C2/2009R Derailment of six wagons of a freight train at the Lahti railway yard, Finland, on 9 March 2009

On Monday, 9 March 2009, at 8:42pm, six domestic wagons were derailed at the Lahti railway yard. The derailment occurred at a turnout, when the 33-wagon freight train had set off from Lahti towards Kouvola. After two and a half minutes, the engine driver felt a strange tugging in the train. The engine driver reduced power, saw an intense flash in the rear-view mirror of the locomotive, and then saw a portal topple and the contact wires falling down. The engine driver immediately stopped the train, using only the direct-acting brakes of the locomotive because of the slow speed. The empty, covered four-axle wagon that was 19th in the train had derailed on the trailing turnout crossing, pulling the next five wagons off the rails.
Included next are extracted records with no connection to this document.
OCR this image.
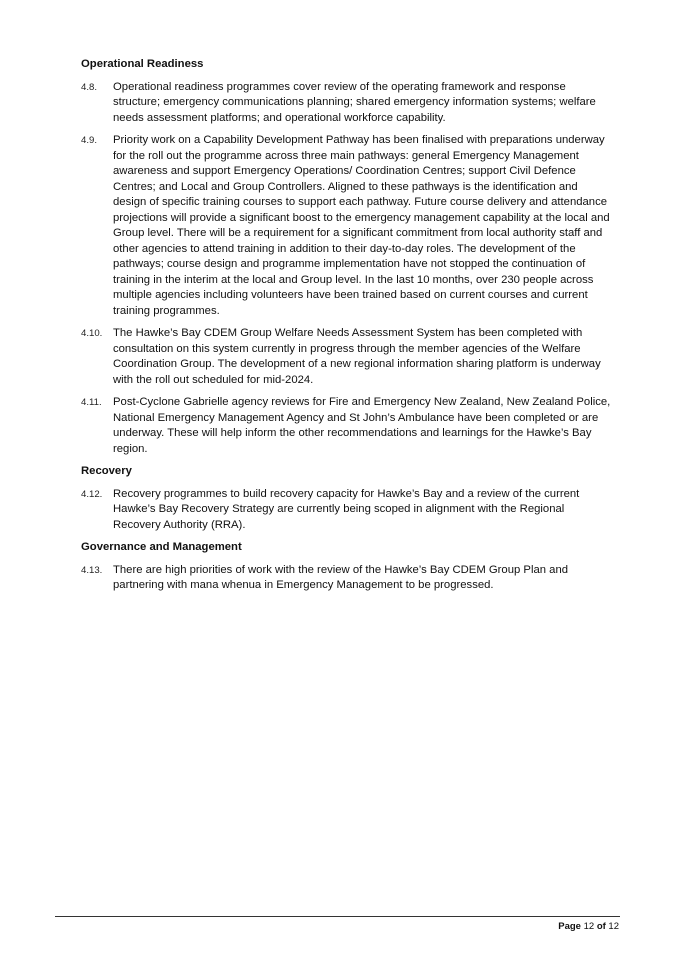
Operational Readiness
4.8.	Operational readiness programmes cover review of the operating framework and response structure; emergency communications planning; shared emergency information systems; welfare needs assessment platforms; and operational workforce capability.
4.9.	Priority work on a Capability Development Pathway has been finalised with preparations underway for the roll out the programme across three main pathways: general Emergency Management awareness and support Emergency Operations/ Coordination Centres; support Civil Defence Centres; and Local and Group Controllers. Aligned to these pathways is the identification and design of specific training courses to support each pathway. Future course delivery and attendance projections will provide a significant boost to the emergency management capability at the local and Group level. There will be a requirement for a significant commitment from local authority staff and other agencies to attend training in addition to their day-to-day roles. The development of the pathways; course design and programme implementation have not stopped the continuation of training in the interim at the local and Group level. In the last 10 months, over 230 people across multiple agencies including volunteers have been trained based on current courses and current training programmes.
4.10. The Hawke’s Bay CDEM Group Welfare Needs Assessment System has been completed with consultation on this system currently in progress through the member agencies of the Welfare Coordination Group. The development of a new regional information sharing platform is underway with the roll out scheduled for mid-2024.
4.11.	Post-Cyclone Gabrielle agency reviews for Fire and Emergency New Zealand, New Zealand Police, National Emergency Management Agency and St John’s Ambulance have been completed or are underway. These will help inform the other recommendations and learnings for the Hawke’s Bay region.
Recovery
4.12. Recovery programmes to build recovery capacity for Hawke’s Bay and a review of the current Hawke’s Bay Recovery Strategy are currently being scoped in alignment with the Regional Recovery Authority (RRA).
Governance and Management
4.13. There are high priorities of work with the review of the Hawke’s Bay CDEM Group Plan and partnering with mana whenua in Emergency Management to be progressed.
Page 12 of 12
Traffic on the main tracks in Lahti was badly disrupted, because the toppling of the signal portal caused the contact wires of several tracks to come down. Because of the falling of the north main track’s contact wire, passenger train traffic from the east had to be stopped, and passengers had to be transported to their destinations in other vehicles. The total costs from the accident were EUR 278 000.

The accident was caused by the wheel flanges of the first derailed wagon rising over the ice packed in the flangeway between the crossing frog and the check rail, and further off the rails. As the wagon, which had a light axle weight, arrived at the crossing, its front bogie was turned, by the fully frozen crossing and chunks of ice and snow, far enough to cause the wheel flange to rise over the wingrail, causing the derailment of the wheelset. There were many snow and ice chunks in the vicinity of the turnout crossing, at least some of which had likely fallen from the inner surface of the buffer plate of the locomotive of a departing train.

In order to prevent similar accidents, the Accident Investigation Board of Finland recommends that the work instructions for turnout cleaning related to winter maintenance be specified, with special attention paid to ice removal.